BKPSDM Kulonprogo Sosialisasikan Sistem Kepegawaian kepada Lebih dari 1.000 Peserta
- jogja.viva.co.id/Wuri D
KULONPROGO, VIVA Jogja – Badan Kepegawaian dan Pengembangan Sumber Daya Manusia (BKPSDM) Kabupaten Kulonprogo menggelar sosialisasi Sistem Informasi Kepegawaian, Kamis (15/01/2026). Kegiatan yang dipusatkan di Aula Adikarta ini diikuti lebih dari 1.000 peserta, baik secara luring maupun daring. Peserta terdiri atas pengelola kepegawaian Organisasi Perangkat Daerah (OPD), perwakilan kepala sekolah melalui Kelompok Kerja Kepala Sekolah (KA3S), serta Pegawai Pemerintah dengan Perjanjian Kerja (PPPK) Paruh Waktu.

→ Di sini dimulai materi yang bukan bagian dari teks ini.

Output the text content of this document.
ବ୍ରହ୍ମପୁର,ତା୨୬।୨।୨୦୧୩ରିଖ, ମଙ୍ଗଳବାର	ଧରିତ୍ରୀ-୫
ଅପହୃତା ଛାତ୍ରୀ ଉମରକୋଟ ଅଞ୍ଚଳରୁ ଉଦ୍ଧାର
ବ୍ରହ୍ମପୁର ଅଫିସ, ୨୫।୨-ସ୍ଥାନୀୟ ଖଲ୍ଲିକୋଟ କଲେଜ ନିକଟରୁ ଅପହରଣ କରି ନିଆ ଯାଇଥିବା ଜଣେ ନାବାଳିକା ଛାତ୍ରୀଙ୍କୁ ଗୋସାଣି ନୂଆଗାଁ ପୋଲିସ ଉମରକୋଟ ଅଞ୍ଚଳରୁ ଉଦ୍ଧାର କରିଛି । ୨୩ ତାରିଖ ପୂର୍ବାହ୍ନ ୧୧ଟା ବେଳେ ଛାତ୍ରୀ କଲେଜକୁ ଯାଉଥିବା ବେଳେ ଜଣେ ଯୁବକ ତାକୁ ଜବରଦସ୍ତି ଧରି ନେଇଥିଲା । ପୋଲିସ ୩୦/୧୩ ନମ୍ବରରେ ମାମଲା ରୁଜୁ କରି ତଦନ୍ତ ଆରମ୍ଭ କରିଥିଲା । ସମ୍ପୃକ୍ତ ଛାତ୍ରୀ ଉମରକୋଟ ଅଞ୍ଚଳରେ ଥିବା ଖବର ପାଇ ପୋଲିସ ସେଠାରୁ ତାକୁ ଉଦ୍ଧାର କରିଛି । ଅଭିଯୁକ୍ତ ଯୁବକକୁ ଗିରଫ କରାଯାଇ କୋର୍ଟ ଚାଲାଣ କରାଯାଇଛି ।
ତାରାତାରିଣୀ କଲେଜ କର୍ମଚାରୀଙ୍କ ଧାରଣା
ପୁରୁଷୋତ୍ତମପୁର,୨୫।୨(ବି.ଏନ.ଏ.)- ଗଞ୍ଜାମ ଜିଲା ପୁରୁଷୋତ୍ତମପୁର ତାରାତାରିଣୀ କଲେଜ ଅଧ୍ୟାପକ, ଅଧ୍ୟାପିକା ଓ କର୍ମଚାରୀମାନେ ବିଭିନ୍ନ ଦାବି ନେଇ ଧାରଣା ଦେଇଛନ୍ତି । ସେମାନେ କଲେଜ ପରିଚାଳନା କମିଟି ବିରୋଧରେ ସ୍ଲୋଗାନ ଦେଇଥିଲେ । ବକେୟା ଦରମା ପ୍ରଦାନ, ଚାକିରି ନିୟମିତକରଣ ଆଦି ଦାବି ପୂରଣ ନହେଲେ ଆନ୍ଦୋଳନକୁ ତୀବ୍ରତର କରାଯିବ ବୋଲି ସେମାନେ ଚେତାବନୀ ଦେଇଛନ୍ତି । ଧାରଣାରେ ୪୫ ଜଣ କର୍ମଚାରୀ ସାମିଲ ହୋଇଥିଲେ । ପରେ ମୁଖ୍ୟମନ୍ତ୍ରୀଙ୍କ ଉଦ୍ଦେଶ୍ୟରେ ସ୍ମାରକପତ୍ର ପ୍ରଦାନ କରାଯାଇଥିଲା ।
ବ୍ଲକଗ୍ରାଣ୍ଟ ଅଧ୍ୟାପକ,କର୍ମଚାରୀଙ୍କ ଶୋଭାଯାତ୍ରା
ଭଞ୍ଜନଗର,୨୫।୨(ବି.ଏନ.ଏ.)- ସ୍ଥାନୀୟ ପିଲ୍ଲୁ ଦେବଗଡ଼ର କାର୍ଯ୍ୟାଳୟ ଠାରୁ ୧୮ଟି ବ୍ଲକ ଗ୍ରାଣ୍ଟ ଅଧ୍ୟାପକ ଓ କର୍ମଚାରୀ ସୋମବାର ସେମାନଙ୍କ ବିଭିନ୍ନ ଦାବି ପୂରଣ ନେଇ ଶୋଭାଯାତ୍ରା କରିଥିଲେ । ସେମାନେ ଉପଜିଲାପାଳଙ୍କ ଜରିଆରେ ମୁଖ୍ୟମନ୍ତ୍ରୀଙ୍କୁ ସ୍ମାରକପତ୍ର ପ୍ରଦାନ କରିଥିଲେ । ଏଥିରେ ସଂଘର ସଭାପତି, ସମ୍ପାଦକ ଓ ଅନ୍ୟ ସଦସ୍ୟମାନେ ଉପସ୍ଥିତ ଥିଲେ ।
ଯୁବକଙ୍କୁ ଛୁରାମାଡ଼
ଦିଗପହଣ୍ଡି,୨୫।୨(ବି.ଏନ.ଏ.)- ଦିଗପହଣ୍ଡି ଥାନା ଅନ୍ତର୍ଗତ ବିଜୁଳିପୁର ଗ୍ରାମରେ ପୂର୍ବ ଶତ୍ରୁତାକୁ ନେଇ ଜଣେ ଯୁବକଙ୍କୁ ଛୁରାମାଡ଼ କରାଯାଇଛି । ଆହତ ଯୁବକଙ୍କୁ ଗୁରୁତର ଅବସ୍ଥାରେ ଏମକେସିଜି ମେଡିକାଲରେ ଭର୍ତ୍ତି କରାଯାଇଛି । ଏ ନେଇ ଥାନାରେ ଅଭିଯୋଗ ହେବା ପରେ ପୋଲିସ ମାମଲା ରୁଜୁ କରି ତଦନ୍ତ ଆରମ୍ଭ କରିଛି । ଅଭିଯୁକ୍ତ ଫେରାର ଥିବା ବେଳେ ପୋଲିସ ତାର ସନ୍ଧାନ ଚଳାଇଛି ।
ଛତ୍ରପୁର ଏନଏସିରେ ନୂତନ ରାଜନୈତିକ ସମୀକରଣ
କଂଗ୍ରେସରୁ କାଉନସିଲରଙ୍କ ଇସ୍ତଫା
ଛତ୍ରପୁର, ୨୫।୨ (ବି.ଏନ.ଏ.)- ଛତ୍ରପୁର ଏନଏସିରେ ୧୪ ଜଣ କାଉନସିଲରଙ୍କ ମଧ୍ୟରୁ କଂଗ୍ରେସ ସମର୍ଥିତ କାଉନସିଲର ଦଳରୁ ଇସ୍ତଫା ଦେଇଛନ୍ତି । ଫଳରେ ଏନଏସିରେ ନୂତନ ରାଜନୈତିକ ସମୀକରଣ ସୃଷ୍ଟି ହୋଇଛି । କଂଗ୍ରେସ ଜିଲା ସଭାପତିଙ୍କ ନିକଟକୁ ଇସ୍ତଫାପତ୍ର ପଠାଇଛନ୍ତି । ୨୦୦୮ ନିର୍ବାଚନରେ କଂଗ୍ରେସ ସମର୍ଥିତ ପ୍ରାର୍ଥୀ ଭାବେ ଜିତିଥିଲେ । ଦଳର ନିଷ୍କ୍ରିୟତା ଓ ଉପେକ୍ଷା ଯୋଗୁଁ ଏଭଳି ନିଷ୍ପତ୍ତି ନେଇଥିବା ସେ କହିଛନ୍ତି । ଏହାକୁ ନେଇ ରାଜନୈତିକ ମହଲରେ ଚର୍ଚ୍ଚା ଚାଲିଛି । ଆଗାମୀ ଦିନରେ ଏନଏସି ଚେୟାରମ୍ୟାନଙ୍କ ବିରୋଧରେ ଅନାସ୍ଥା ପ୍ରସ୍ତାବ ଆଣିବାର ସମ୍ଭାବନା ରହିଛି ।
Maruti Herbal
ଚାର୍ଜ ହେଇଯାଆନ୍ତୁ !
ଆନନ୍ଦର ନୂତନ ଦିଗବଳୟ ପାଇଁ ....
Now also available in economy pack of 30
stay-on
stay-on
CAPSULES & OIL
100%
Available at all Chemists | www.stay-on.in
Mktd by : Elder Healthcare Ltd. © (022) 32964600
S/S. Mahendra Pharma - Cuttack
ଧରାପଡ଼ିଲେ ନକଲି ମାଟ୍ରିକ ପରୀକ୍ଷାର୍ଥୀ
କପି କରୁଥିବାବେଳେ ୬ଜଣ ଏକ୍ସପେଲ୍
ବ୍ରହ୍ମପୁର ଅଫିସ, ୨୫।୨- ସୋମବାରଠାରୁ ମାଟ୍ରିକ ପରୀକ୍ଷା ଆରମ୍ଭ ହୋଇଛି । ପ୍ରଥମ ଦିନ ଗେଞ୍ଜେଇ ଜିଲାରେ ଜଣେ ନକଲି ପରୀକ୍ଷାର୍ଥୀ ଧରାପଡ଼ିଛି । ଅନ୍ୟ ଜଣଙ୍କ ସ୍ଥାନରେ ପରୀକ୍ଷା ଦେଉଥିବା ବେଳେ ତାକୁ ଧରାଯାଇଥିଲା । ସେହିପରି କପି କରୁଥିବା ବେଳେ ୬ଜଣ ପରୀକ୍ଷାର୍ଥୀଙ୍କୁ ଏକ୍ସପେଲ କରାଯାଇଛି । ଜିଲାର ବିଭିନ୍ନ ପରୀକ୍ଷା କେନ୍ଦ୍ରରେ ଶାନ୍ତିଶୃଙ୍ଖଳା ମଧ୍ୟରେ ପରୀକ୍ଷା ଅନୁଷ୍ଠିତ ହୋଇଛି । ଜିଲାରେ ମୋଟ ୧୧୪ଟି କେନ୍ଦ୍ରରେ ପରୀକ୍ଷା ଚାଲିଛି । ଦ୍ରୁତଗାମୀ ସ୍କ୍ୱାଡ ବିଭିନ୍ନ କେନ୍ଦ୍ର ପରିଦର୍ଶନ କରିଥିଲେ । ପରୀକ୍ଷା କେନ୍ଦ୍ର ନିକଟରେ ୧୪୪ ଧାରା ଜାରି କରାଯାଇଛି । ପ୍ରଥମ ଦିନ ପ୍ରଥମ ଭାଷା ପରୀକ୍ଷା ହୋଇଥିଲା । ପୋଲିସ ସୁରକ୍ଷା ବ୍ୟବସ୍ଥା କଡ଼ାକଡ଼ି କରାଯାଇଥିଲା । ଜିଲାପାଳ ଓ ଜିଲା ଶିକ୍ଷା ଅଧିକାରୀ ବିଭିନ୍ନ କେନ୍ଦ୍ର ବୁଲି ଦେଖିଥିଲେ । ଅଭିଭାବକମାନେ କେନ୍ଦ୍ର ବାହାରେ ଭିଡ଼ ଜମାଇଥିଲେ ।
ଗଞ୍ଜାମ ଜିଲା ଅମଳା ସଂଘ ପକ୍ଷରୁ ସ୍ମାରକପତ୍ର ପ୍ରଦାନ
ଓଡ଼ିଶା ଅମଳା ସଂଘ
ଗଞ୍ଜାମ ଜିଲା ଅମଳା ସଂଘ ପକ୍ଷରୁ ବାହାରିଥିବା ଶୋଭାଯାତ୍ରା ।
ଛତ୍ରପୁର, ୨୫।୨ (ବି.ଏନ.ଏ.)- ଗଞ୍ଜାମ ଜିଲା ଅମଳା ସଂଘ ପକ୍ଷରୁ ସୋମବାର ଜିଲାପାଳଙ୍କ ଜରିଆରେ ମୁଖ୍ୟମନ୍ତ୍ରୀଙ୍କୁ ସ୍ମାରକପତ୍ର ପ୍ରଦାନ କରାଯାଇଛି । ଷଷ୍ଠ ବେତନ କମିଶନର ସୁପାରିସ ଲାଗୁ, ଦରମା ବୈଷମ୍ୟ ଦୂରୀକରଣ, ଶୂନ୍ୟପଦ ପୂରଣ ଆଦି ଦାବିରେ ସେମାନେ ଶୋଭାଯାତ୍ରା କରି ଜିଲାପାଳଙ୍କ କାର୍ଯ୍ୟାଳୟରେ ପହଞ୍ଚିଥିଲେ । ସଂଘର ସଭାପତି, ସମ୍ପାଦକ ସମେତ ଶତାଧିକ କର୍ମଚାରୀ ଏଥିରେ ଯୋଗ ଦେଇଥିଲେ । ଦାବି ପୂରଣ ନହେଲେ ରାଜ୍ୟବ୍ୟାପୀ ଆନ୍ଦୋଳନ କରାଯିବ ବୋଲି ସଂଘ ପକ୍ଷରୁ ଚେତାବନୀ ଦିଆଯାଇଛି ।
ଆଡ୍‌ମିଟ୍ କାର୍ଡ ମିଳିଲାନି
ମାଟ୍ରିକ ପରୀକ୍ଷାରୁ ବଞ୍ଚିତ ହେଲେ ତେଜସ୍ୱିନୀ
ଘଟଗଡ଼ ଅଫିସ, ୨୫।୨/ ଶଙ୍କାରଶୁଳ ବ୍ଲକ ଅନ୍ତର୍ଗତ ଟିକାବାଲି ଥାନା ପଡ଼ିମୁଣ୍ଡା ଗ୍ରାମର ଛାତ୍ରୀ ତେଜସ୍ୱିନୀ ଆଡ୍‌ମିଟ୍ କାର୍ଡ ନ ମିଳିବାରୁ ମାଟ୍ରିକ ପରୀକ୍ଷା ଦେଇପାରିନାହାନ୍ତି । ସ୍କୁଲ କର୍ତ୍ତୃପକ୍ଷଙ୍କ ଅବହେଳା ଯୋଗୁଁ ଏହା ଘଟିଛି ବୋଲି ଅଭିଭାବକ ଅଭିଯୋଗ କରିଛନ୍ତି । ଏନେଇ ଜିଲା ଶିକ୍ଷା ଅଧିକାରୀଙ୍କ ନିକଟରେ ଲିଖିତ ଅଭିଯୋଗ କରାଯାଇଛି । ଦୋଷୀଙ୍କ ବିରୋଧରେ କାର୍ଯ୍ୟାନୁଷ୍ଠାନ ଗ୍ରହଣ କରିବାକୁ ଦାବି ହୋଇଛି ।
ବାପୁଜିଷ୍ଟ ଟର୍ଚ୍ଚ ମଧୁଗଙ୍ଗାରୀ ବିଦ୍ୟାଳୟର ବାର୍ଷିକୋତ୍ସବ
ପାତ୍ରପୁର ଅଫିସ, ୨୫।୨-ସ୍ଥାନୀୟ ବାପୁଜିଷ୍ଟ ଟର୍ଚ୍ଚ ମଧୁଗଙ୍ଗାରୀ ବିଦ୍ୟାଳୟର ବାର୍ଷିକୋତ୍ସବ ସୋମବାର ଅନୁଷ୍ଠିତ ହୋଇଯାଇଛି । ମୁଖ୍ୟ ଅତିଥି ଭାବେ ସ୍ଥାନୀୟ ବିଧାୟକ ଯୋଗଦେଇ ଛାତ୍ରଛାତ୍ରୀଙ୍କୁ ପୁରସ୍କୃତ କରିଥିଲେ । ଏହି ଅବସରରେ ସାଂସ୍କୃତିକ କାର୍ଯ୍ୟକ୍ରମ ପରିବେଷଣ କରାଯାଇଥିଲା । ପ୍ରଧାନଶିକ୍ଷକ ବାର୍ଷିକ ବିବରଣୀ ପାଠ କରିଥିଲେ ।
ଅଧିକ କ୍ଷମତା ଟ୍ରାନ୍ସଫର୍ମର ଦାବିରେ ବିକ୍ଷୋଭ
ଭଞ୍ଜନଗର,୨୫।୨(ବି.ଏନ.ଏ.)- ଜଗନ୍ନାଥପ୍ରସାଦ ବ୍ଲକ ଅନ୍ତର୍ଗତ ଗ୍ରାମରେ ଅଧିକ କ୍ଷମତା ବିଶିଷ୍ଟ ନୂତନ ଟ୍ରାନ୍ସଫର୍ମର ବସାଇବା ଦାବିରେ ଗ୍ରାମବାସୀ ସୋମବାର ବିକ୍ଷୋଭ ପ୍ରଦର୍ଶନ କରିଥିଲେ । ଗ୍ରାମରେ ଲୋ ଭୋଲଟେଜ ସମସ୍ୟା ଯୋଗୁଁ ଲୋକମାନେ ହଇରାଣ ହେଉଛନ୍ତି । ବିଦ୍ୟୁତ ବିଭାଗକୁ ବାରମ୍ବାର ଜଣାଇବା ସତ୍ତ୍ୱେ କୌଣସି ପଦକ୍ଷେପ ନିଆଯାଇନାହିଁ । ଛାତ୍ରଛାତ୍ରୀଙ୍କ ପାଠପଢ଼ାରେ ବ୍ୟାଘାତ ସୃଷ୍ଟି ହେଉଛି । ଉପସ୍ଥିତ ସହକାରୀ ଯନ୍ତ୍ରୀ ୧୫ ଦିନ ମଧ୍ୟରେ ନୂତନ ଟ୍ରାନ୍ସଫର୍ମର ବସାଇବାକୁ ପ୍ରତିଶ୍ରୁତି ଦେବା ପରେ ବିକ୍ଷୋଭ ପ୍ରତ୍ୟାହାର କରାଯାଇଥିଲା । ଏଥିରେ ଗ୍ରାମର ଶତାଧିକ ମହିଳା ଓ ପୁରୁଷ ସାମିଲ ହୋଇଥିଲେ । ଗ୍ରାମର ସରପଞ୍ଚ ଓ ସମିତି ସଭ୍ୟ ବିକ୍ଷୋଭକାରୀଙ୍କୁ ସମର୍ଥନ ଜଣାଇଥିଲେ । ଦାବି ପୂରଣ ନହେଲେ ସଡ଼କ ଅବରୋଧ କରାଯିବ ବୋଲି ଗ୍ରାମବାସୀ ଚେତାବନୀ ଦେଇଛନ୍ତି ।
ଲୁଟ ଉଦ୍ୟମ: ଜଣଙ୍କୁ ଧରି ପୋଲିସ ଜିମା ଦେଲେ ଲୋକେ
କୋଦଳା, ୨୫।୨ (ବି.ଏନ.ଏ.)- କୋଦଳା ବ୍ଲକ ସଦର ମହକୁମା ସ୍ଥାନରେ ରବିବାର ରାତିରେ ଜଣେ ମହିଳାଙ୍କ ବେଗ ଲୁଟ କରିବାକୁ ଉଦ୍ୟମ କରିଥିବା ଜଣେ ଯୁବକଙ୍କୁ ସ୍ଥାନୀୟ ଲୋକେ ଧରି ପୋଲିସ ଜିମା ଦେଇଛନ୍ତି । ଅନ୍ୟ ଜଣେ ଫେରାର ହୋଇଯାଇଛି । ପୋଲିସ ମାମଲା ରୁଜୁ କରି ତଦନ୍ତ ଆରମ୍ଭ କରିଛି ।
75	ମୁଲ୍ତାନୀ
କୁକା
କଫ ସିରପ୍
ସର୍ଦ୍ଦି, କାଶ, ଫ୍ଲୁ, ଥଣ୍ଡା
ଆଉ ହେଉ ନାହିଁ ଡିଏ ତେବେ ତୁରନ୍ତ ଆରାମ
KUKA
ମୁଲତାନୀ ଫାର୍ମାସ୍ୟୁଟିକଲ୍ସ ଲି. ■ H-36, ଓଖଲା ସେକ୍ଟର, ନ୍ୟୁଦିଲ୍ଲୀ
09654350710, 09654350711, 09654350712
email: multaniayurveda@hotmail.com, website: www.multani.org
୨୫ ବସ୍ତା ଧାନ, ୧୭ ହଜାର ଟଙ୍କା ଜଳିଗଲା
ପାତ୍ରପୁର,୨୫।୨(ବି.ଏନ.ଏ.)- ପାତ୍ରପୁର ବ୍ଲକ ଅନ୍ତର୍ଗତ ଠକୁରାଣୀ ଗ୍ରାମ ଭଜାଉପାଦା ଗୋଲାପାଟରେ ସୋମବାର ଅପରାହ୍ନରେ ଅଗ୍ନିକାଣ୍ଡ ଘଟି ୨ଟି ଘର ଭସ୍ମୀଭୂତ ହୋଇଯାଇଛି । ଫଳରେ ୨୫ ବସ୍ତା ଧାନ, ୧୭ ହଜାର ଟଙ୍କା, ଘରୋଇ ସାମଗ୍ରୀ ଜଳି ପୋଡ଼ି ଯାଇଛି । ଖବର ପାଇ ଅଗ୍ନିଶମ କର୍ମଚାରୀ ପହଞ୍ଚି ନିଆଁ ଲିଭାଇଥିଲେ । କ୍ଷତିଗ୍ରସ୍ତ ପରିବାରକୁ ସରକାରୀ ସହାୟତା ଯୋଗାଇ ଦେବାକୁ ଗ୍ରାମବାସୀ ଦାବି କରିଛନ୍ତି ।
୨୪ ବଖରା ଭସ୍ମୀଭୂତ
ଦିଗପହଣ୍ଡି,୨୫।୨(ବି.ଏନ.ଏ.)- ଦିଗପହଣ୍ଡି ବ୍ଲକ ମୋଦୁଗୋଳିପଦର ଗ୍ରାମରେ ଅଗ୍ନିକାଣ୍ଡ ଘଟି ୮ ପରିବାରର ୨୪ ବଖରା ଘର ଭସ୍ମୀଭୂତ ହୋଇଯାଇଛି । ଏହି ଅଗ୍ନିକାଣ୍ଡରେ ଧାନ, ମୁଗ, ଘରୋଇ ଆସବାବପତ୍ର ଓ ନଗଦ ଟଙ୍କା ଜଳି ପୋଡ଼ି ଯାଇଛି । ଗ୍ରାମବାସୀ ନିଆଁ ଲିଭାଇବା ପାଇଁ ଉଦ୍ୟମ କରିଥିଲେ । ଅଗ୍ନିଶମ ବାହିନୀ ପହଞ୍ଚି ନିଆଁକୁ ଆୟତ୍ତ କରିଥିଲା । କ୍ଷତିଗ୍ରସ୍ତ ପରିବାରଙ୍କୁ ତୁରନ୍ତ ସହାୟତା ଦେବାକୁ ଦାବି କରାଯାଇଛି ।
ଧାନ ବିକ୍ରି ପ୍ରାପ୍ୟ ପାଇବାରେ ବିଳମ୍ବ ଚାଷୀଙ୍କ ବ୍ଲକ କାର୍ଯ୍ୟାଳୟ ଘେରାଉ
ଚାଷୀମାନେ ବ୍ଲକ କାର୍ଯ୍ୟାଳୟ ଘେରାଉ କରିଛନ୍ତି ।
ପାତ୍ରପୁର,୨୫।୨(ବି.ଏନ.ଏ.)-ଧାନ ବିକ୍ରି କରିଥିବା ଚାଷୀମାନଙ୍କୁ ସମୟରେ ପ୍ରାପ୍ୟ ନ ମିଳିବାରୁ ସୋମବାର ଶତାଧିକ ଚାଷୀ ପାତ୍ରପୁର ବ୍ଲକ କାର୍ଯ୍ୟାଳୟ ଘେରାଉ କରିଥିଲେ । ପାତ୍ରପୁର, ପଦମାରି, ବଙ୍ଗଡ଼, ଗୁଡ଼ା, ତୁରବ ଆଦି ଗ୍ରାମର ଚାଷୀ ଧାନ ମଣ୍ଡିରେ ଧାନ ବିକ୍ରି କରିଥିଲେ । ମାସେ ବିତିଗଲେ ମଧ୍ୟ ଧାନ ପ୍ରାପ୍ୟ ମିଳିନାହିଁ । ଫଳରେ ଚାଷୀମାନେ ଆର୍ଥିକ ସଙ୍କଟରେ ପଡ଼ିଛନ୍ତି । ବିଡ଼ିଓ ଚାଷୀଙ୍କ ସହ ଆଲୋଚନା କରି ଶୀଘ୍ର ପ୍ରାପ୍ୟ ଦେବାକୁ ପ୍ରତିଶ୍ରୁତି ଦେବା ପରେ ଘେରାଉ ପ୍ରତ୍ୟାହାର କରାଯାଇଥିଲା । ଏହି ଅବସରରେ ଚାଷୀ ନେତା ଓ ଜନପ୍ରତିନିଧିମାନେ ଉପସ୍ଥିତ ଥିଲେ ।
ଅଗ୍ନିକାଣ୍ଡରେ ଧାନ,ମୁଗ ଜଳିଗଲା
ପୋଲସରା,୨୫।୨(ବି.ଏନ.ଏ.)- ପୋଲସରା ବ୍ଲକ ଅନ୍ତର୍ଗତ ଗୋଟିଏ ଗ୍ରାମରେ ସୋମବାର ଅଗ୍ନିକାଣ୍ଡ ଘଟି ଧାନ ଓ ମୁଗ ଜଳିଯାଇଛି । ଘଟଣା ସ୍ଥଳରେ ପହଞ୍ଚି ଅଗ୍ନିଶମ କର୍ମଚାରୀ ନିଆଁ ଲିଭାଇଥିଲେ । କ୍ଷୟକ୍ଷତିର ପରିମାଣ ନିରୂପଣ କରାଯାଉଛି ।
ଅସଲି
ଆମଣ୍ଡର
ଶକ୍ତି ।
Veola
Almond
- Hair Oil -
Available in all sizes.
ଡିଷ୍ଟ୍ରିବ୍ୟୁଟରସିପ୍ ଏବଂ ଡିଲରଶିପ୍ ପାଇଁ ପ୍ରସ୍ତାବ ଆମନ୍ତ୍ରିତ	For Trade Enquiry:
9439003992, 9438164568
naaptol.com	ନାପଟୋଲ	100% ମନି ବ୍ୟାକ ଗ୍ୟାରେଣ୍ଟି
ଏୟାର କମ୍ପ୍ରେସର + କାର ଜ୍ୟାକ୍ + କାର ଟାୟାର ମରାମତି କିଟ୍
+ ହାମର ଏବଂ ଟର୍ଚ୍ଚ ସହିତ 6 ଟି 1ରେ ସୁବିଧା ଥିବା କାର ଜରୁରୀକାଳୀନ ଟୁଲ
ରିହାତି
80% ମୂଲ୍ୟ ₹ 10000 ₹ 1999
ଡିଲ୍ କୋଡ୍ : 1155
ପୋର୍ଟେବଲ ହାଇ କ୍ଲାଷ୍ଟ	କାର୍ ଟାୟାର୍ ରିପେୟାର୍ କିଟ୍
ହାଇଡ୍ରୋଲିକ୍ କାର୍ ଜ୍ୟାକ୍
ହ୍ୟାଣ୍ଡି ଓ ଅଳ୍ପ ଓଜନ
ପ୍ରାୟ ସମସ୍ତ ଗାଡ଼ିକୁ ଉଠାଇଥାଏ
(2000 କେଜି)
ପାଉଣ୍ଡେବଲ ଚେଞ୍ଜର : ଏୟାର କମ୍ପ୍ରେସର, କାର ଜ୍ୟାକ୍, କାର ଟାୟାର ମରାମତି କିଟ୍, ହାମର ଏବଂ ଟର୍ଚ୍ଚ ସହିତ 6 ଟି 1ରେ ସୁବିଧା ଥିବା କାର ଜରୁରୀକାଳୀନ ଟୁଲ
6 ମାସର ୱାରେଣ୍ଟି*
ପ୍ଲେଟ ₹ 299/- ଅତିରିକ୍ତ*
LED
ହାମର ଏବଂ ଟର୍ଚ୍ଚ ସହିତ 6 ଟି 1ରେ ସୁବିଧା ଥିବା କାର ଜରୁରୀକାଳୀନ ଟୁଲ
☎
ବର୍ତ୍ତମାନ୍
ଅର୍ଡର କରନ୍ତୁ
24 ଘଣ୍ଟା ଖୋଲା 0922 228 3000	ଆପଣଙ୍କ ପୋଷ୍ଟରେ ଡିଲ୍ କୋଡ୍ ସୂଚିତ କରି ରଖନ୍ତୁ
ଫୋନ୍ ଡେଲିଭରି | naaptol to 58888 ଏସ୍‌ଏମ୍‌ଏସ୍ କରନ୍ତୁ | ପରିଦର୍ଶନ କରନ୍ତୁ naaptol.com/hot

Kepala BKPSDM Kulonprogo, Sudarmanto, menegaskan bahwa sosialisasi ini merupakan komitmen pemerintah daerah dalam memperkuat kolaborasi lintas OPD untuk mendukung pengelolaan sumber daya manusia aparatur yang tertib dan adaptif. “Kegiatan ini sejalan dengan arahan Bupati agar BKPSDM senantiasa berperan aktif dalam penataan dan pengembangan SDM aparatur,” ujarnya.
Sudarmanto menjelaskan, kebijakan PPPK Paruh Waktu merupakan solusi nasional sebagaimana diatur dalam Keputusan Menteri PANRB Nomor 16 Tahun 2025. Kebijakan ini menjadi bagian dari masa transisi penataan non-ASN sesuai amanat Undang-Undang Nomor 20 Tahun 2023. “PPPK Paruh Waktu adalah jalan keluar nasional dalam rangka penataan non-ASN. Mereka bukan lagi honorer, melainkan bagian dari ASN,” tegasnya.
Ia menekankan pentingnya peran pengelola kepegawaian OPD dan kepala sekolah dalam memberikan pemahaman yang komprehensif kepada PPPK Paruh Waktu, serta mengelola mereka secara proporsional selama masa transisi. “Kami mohon dukungan agar kebijakan ini dapat dipahami secara bijak, sambil tetap mendorong kinerja dan profesionalisme,” imbuhnya.
Kepala Bidang Pengelolaan Kinerja, Kesejahteraan, dan Sistem Informasi BKPSDM Kulonprogo, Joko Sunanto, S.H., menambahkan bahwa sosialisasi ini diharapkan membantu PPPK Paruh Waktu memahami regulasi kepegawaian, termasuk hak dan kewajiban sebagai ASN. “Dengan pemahaman tersebut, PPPK Paruh Waktu diharapkan mampu menjalankan peran sebagai pelayan publik secara optimal,” jelasnya.
Salah satu peserta, Sri Suhartanti dari Kapanewon Nanggulan, mengapresiasi kegiatan ini. Menurutnya, sosialisasi memberikan pemahaman lebih jelas terkait status, hak, dan kewajiban sebagai PPPK Paruh Waktu. “Saya senang mengikuti sosialisasi ini karena membantu memahami hak dan kewajiban. Harapannya, ke depan ada kebijakan PPPK Paruh Waktu beralih menjadi PPPK Penuh Waktu,” ungkapnya.